Given that you are not looking for a specific counter-example, but perhaps for a fundamental reason on why it fails, here are my few cents on the problem.
Intuition. If you know the value of the macroscopic variable $X(t)+Y(t)$ at the present time $t$, you cannot tell how it will evolve next without zooming into the microscopic state $\left(X(t),Y(t)\right)$. This is fundamentally what breaks the Markovianity down. Imagine that you have a collection of $N$ distinct binary Markov processes (or chains) $X_i(t)\in\left\{0,1\right\}$ for $i=1,2,\ldots,N$. In this slightly simpler framework, your question could be cast as: is the fraction of processes at state $1$ a Markov process? I.e., is the macroscopic state-variable $Z(t)\overset{\Delta}= \frac{1}{N}\sum_{i=1}^N X_i(t)$ Markov? No, because if you know that $30\%$ of the processes are at state '1', you cannot tell what is the rate of transitioning to, e.g., $0.3+1/N$ without having to look at the identity of the processes at state '1', i.e., without looking at the microscopic state-variable $\left(X_1(t),X_2(t),\ldots,X_N(t)\right)$. Unless, of course, in some degenerated framework where the $X_i's$ have the same dynamics (or distribution) and they are all independent.

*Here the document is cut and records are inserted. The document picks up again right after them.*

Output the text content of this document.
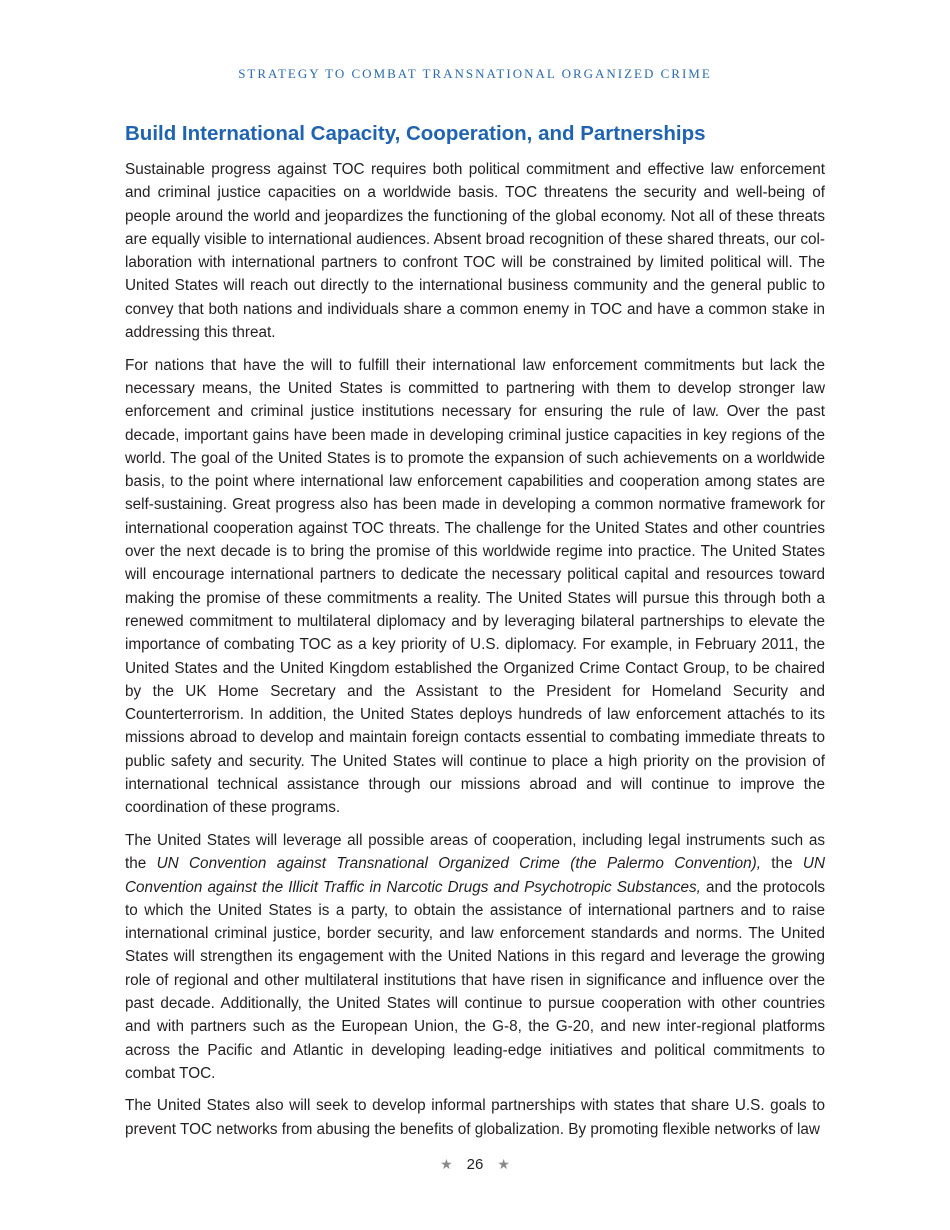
STRATEGY TO COMBAT TRANSNATIONAL ORGANIZED CRIME
Build International Capacity, Cooperation, and Partnerships

Sustainable progress against TOC requires both political commitment and effective law enforcement and criminal justice capacities on a worldwide basis. TOC threatens the security and well-being of people around the world and jeopardizes the functioning of the global economy. Not all of these threats are equally visible to international audiences. Absent broad recognition of these shared threats, our collaboration with international partners to confront TOC will be constrained by limited political will. The United States will reach out directly to the international business community and the general public to convey that both nations and individuals share a common enemy in TOC and have a common stake in addressing this threat.

For nations that have the will to fulfill their international law enforcement commitments but lack the necessary means, the United States is committed to partnering with them to develop stronger law enforcement and criminal justice institutions necessary for ensuring the rule of law. Over the past decade, important gains have been made in developing criminal justice capacities in key regions of the world. The goal of the United States is to promote the expansion of such achievements on a worldwide basis, to the point where international law enforcement capabilities and cooperation among states are self-sustaining. Great progress also has been made in developing a common normative framework for international cooperation against TOC threats. The challenge for the United States and other countries over the next decade is to bring the promise of this worldwide regime into practice. The United States will encourage international partners to dedicate the necessary political capital and resources toward making the promise of these commitments a reality. The United States will pursue this through both a renewed commitment to multilateral diplomacy and by leveraging bilateral partnerships to elevate the importance of combating TOC as a key priority of U.S. diplomacy. For example, in February 2011, the United States and the United Kingdom established the Organized Crime Contact Group, to be chaired by the UK Home Secretary and the Assistant to the President for Homeland Security and Counterterrorism. In addition, the United States deploys hundreds of law enforcement attachés to its missions abroad to develop and maintain foreign contacts essential to combating immediate threats to public safety and security. The United States will continue to place a high priority on the provision of international technical assistance through our missions abroad and will continue to improve the coordination of these programs.

The United States will leverage all possible areas of cooperation, including legal instruments such as the UN Convention against Transnational Organized Crime (the Palermo Convention), the UN Convention against the Illicit Traffic in Narcotic Drugs and Psychotropic Substances, and the protocols to which the United States is a party, to obtain the assistance of international partners and to raise international criminal justice, border security, and law enforcement standards and norms. The United States will strengthen its engagement with the United Nations in this regard and leverage the growing role of regional and other multilateral institutions that have risen in significance and influence over the past decade. Additionally, the United States will continue to pursue cooperation with other countries and with partners such as the European Union, the G-8, the G-20, and new inter-regional platforms across the Pacific and Atlantic in developing leading-edge initiatives and political commitments to combat TOC.

The United States also will seek to develop informal partnerships with states that share U.S. goals to prevent TOC networks from abusing the benefits of globalization. By promoting flexible networks of law

★ 26 ★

Mathematically. Let $f(x,y,z)\overset{\Delta}=\mathbb{P}\left(X(t)+Y(t)=z\left|X(t)=x,Y(t)=y\right.\right)$. In the framework where the distribution of $X$ and $Y$ are distinct, then $f(x,y,z)\neq f(y,x,z)$, i.e., $f$ is not symmetric in the first two variables (or exchangeable in the higher-dimensional framework counterpart). On one hand, we have
$$\mathbb{P}\left(X(t+1)+Y(t+1)=n\left|X(t)+Y(t)=m\right.\right)=\sum_{w\in \mathcal{E}}\mathbb{P}\left(X(t+1)+Y(t+1)=n\left|X(t)=m-w,Y(t)=w\right.\right)\mathbb{P}\left(Y(t)=w\right)=\sum_{w\in \mathcal{E}} f(m-w,w,n)\mathbb{P}\left(Y(t)=w\right)$$,
and on the other hand, we have
$$\mathbb{P}\left(X(t+1)+Y(t+1)=n\left|X(t)+Y(t)=m\right.\right)=\sum_{w\in \mathcal{E}}\mathbb{P}\left(X(t+1)+Y(t+1)=n\left|X(t)=w,Y(t)=m-w\right.\right)\mathbb{P}\left(X(t)=w\right)=\sum_{w\in \mathcal{E}} f(w,m-w,n)\mathbb{P}\left(X(t)=w\right)$$.
Only by accident (or in some degenerated frameworks) these two coincide and from here you can build a family of counter-examples.
In summary, $X+Y$ is not Markov because the function $g(n,m)=\mathbb{P}\left(X(t+1)+Y(t+1)=n\left|X(t)+Y(t)=m\right.\right)$ is not well-defined in the first place, in general.